The very first item on the ISO 16363 standard asks if you have a mission statement that supports preservation. A test audit of three institutional repositories believed they had a preservation mission. However, their mission statements stated that their mission was to provide access to content. Preservation is never mentioned. This will affect your long-term sustainability.

“I think if the repository and the preservation is the core of your mission—and it’s relevant to your funder, then there’ll be sustainability.”

Advice to students
Advice #1: Get as much technology behind you as you can
“Get as much technology behind you as you can. Because it is a technical, it’s a digital world.”
“Most of the new hires in archives, they’re really looking for somebody with digital skills.”

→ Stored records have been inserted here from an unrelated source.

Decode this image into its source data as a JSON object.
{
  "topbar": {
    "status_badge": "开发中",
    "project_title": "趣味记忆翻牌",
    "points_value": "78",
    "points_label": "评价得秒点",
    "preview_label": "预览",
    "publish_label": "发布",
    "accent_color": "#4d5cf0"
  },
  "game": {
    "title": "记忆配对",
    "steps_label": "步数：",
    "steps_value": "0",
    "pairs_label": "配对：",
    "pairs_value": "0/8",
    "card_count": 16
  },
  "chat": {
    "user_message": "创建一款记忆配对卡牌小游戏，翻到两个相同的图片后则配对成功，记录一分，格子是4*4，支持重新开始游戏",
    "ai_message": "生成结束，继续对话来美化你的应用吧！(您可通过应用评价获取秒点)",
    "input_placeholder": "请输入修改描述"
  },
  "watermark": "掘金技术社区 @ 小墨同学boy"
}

Advice #2: Find something you really want to do
a. Think about what type of job you want to have and how you can go about getting that job
b. For your master’s capstone, pick out, at least, if not where you want to work, an area that you want to work in, the type of place you want to work and the type of job you want to do
c. Do some research on that for your paper
d. Take that to your interview and actually say, “these are the issues that are relevant to you and look, I’ve done some exploration and I have some answers for you”

Digital skills + Communication skills = You will be in demand
Build up your digital skills and be the bridge between the programmers and those with not enough digital skills. The field needs those who can communicate without being intimidating to librarians, researchers and stakeholders who lack digital skills. This is what is needed and there are so few with this combination of skills.

•“If you have those digital skills and you have good communication skills so that you can talk to the people who don’t have the digital skills. And you can talk to the content creators and the content users and be that person in the middle. Very few people can pull that off, those—that’s the combination.”

•“Having enough technology to be able to bridge between the people who have not enough—people who are going to be the programmers. You’re probably not going to be the programmers, but you have to have enough to be in that middle spot. And there are so few people who can actually do that, you will have a job.”